De 2 vogelverschrikkers die op de grond van een kwekerij uit Rheden staan zijn aan te merken als een bouwwerk. Hiervoor is een omgevingsvergunning vereist en was de gemeente Rheden bevoegd om handhavend op te treden. Dat oordeelde de rechtbank afgelopen dinsdag.
Omgevingsvergunning
De vogelverschrikkers in kwestie bestaan uit een metalen paal met een diameter van 1,5 centimeter. Bovenop deze paal is een bol bevestigd die beweegt door de wind, de zogenaamde Hawk-Eyes. De hoogte van de vogelverschrikkers bedraagt respectievelijk 2 en 5 meter. De gemeente is van mening dat de vogelverschrikkers bouwwerken zijn en hiervoor moet een omgevingsvergunning worden aangevraagd.
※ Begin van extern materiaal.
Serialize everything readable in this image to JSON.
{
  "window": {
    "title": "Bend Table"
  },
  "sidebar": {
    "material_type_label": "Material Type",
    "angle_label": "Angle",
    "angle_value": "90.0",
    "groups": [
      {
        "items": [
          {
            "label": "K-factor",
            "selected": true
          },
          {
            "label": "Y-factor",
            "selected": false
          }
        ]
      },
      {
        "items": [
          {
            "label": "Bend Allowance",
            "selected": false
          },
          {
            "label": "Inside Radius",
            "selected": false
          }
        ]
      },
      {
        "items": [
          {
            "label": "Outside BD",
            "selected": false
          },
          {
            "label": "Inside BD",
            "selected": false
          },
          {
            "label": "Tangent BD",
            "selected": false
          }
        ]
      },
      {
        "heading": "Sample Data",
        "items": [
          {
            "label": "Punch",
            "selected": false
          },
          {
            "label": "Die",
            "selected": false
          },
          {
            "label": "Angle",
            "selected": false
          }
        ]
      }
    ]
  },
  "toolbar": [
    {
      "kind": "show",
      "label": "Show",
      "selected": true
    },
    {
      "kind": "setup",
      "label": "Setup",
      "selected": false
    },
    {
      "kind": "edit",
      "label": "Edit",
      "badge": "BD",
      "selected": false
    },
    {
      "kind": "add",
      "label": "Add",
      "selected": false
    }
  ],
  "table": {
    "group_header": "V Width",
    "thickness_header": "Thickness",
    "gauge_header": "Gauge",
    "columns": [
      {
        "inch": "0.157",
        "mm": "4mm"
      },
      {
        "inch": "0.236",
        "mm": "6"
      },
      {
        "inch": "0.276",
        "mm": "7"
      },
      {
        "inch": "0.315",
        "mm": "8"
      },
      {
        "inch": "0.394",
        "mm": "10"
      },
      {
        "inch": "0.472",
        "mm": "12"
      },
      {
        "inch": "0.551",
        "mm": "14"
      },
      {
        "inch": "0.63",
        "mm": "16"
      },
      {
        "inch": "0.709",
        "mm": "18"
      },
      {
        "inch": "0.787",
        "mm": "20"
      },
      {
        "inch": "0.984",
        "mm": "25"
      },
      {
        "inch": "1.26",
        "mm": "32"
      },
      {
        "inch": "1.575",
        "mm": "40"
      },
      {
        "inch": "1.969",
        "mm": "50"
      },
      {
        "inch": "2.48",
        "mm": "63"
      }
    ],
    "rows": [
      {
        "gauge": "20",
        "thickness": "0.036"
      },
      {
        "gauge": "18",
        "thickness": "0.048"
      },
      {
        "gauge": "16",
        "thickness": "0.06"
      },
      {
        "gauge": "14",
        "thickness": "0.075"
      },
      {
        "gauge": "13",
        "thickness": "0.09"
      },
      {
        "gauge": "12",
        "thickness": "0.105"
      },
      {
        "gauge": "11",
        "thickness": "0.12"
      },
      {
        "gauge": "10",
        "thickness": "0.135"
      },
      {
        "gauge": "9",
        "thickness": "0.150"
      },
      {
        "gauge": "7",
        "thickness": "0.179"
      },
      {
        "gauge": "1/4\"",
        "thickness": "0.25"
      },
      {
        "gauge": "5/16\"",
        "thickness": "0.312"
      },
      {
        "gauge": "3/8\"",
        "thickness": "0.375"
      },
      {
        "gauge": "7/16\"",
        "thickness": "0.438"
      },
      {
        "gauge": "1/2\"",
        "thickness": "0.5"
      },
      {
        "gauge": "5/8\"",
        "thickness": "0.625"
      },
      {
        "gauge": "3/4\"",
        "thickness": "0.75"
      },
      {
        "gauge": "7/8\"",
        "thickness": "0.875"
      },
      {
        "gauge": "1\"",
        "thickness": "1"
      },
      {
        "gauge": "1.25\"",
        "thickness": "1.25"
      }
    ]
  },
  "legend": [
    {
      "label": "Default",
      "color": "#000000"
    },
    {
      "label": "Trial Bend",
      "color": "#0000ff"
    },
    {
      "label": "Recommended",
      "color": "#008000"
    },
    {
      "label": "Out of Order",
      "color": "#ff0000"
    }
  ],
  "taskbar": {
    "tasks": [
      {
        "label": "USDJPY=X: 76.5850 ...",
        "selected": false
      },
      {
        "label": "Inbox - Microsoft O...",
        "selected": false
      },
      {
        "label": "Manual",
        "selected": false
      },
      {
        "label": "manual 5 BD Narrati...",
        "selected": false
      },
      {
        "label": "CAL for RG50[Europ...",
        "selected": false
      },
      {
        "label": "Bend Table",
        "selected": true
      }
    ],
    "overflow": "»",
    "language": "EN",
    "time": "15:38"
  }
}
Daarom besloot de gemeente dat de kwekerij de vogelverschrikkers moet verwijderen. Mocht niet aan deze eis worden voldaan, dan moet de kwekerij een dwangsom van 1.500 euro per vogelverschrikker betalen. De kwekerij kon zich hier niet in vinden en tekende beroep aan.
Bouwwerken
Volgens de rechtbank zijn de vogelverschrikkers gelet op hun constructie aan te merken als bouwwerken. De gemeente was daarom bevoegd om handhavend op te treden. De vogelverschrikkers zijn verder bedoeld om voor langere tijd ter plaatse te functioneren. Dat de bouwwerken regelmatig worden verplaatst maakt het voorgaande niet anders, aangezien ter zitting is aangegeven dat deze verplaatsing slechts enkele meters bedraagt.
Er is geen sprake van een concreet zicht op legalisatie of van bijzondere omstandigheden om van handhaving af te zien. De rechtbank verklaart het beroep ongegrond.
De volledige uitspraak wordt binnenkort gepubliceerd.